Wicemarszałek Sejmu Krzysztof Bosak w Super Expressie w programie “Wieczorny Express”
– Hasło „Po pierwsze Polska. Po pierwsze Polacy” to hasło Ruchu Narodowego z naszej ostatniej konwencji, kongresu partyjnego. To miło, że sięgacie po nasze hasła. Szkoda, że dopiero, jak nie rządzicie. Polityka PiS niestety nie była “Po pierwsze Polacy”.
Natomiast jeżeli chodzi o naszego kandydata, ja myślę, że potrzebujemy w Polsce politycznej zmiany. Bardzo długo żyjemy w cieniu sporu dwóch partii, które w praktyce rządzenia nie różnią się tak bardzo od siebie. W hasłach różnią się dość mocno, spolaryzowały społeczeństwo. Potrzebujemy kogoś, kto też charakterologicznie będzie do instytucji, do urzędu prezydenta dopasowany. Główna władza prezydenta to dostęp do informacji, możliwość rozmawiania ze społeczeństwem. Mówienia mu prawdy. W tej kampanii Sławomir Mentzen pokazał, że jest w to zaangażowany.

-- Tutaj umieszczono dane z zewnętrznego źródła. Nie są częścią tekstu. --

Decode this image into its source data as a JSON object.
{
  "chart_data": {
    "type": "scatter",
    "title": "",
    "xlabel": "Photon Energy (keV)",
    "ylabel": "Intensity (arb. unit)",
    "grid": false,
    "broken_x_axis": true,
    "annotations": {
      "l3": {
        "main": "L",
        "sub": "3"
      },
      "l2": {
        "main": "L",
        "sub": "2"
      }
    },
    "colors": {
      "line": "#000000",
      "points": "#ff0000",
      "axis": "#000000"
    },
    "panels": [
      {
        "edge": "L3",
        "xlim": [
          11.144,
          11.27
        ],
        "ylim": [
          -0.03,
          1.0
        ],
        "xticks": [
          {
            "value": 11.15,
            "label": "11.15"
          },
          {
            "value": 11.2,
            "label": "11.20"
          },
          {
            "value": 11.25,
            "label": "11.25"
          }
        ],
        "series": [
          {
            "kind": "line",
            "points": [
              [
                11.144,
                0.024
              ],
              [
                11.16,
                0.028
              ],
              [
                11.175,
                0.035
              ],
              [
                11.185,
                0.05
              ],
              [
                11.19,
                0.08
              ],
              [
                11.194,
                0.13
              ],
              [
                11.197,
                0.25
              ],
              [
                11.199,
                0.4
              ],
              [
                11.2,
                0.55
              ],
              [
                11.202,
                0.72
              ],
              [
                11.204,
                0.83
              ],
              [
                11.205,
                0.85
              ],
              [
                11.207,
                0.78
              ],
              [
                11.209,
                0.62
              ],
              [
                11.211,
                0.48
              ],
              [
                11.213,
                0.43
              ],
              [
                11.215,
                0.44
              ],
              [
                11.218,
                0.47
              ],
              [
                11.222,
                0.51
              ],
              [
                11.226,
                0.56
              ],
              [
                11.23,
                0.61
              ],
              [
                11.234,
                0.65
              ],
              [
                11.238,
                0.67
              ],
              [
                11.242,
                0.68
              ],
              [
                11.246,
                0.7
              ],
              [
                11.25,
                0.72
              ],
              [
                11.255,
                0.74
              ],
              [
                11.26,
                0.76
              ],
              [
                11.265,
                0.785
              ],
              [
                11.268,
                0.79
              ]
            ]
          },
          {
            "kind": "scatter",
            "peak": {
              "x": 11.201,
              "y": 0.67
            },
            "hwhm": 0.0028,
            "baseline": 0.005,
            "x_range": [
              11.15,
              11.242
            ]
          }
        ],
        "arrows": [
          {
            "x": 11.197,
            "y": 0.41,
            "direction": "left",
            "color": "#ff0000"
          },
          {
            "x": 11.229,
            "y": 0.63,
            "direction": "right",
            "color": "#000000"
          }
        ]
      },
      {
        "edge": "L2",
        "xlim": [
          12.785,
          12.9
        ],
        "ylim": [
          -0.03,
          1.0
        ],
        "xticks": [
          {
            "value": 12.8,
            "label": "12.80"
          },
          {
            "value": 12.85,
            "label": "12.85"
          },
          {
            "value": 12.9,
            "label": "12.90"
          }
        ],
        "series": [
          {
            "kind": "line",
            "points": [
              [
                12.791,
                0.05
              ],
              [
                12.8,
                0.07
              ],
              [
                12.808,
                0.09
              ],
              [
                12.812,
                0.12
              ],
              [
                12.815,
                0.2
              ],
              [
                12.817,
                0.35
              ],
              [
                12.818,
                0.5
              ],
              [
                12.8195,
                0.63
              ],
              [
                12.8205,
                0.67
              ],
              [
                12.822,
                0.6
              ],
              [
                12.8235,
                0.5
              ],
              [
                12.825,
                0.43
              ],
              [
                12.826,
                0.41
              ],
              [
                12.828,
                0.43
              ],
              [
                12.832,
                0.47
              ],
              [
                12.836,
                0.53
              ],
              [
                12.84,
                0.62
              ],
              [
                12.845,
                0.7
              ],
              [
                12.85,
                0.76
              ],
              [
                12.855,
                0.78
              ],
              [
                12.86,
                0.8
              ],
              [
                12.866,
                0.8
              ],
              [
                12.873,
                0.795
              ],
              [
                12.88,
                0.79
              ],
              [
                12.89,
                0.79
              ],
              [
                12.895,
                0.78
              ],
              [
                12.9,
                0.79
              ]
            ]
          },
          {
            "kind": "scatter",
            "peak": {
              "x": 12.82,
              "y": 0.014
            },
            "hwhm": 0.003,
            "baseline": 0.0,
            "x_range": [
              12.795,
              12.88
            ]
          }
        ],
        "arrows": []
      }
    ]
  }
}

Jako jedyny kandydat i pierwszy w ogóle w III RP odwiedził w tej kampanii wszystkie powiaty. Zorganizował prawie 400 spotkań. Jest to ogromne osiągnięcie, pokazujące wielką pracę, wielkie serce, wielkie zaangażowanie.

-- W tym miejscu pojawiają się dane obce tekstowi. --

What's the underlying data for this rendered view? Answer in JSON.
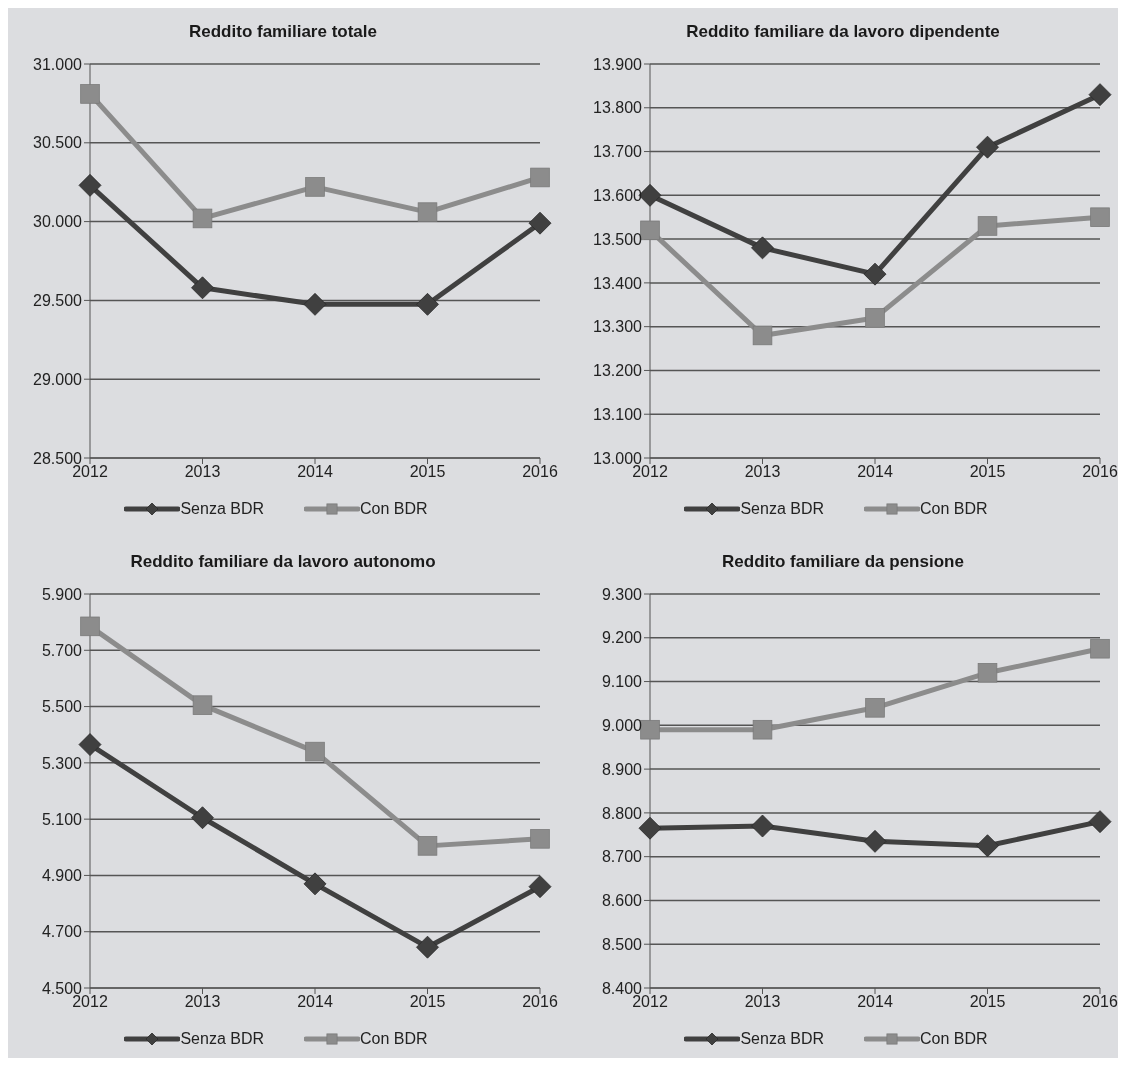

Wicemarszałek Sejmu @krzysztofbosak w @se_pl: Hasło "Po pierwsze Polska, po pierwsze Polacy" 🇵🇱 to hasło Ruchu Narodowego z naszej ostatniej konwencji – to miło, że PiS sięga po nasze hasła – szkoda dopiero jak przestaje rządzić! pic.twitter.com/HcHPZPnng1
— Konfederacja (@KONFEDERACJA_) May 16, 2025
Uważam, że jest człowiekiem uczciwym. Uważam, że jest człowiekiem, który po prostu zasługuje na to, żeby rywalizować także w drugiej turze wyborów prezydenckich. Oczywiście każdy tu ma swoje zdanie. Pierwsza tura daje ten komfort, że nie musimy kierować się zasadą mniejszego zła, możemy się kierować zasadą większego dobra.
Wieloma swoimi wypowiedziami, które wielu się nie podobają, ale pokazał jedną rzecz. Jest odważny. Nie kieruje się poprawnością polityczną. Jest w stanie mówić rzeczy niewygodne, ale prawdziwe, i ma charakter, który umożliwi mu prawidłowe używanie prawa weta. Nie będzie miał długu wdzięczności ani wobec PiSu, ani wobec Platformy.

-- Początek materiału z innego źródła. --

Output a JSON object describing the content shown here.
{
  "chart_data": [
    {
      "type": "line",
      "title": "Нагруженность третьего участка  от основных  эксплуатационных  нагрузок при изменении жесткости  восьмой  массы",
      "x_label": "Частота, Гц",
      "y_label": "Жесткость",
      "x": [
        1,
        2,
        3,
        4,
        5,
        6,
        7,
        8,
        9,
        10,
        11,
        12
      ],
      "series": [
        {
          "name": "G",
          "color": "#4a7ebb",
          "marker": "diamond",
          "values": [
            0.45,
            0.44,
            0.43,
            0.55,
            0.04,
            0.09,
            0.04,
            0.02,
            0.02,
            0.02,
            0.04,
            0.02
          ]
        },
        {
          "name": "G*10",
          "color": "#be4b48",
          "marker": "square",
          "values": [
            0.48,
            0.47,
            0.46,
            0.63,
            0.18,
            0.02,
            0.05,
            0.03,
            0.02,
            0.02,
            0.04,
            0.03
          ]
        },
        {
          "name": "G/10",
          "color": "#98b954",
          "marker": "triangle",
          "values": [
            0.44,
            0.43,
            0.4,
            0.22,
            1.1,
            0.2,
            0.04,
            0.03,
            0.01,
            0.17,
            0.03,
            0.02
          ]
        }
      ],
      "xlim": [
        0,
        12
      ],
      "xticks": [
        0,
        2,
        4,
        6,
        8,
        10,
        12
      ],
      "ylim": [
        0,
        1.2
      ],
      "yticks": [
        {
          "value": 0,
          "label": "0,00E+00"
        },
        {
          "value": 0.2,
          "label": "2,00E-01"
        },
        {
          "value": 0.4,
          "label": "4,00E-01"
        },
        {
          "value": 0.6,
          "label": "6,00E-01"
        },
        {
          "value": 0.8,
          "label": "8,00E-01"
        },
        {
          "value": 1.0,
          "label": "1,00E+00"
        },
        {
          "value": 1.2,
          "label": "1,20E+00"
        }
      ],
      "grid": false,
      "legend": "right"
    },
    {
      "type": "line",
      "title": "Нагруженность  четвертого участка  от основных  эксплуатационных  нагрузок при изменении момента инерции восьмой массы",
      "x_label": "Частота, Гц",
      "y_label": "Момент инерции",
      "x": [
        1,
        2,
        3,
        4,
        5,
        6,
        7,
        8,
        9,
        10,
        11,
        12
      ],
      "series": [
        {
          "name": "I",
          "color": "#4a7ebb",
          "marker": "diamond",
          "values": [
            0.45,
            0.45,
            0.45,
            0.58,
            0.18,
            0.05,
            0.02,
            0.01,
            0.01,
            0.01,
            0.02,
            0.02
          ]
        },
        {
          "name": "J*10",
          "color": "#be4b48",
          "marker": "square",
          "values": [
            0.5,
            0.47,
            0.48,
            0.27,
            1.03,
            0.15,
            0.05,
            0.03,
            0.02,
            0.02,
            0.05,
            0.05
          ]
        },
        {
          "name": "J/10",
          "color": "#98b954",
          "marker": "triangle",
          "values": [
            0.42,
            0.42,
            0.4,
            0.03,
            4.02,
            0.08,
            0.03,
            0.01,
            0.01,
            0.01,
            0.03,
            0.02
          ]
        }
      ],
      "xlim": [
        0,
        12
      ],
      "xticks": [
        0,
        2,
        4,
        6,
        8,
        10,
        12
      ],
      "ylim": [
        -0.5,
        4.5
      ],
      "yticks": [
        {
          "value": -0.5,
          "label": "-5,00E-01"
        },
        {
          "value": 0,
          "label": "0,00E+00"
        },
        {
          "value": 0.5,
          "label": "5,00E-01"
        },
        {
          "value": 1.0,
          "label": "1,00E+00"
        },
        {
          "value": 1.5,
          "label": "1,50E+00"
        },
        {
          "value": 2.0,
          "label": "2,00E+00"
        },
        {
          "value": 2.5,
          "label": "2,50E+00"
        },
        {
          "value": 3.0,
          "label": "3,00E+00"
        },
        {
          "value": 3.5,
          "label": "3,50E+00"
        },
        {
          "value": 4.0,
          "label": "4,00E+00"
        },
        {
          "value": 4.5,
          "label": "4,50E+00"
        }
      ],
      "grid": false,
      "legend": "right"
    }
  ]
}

Jest człowiekiem, który sam zawdzięcza sobie swoją pozycję: ciężkiej pracy, przedsiębiorczości, własnym zdolnościom umysłowym. Uważam, że takiego człowieka, niezależnego, z wysokim poczuciem własnej wartości, o charakterze umożliwiającym postawienie się całemu establishmentowi i krajowemu, i zagranicznemu, potrzebujemy na urzędzie prezydenta. Dlatego wspieram Sławomira Mentzena.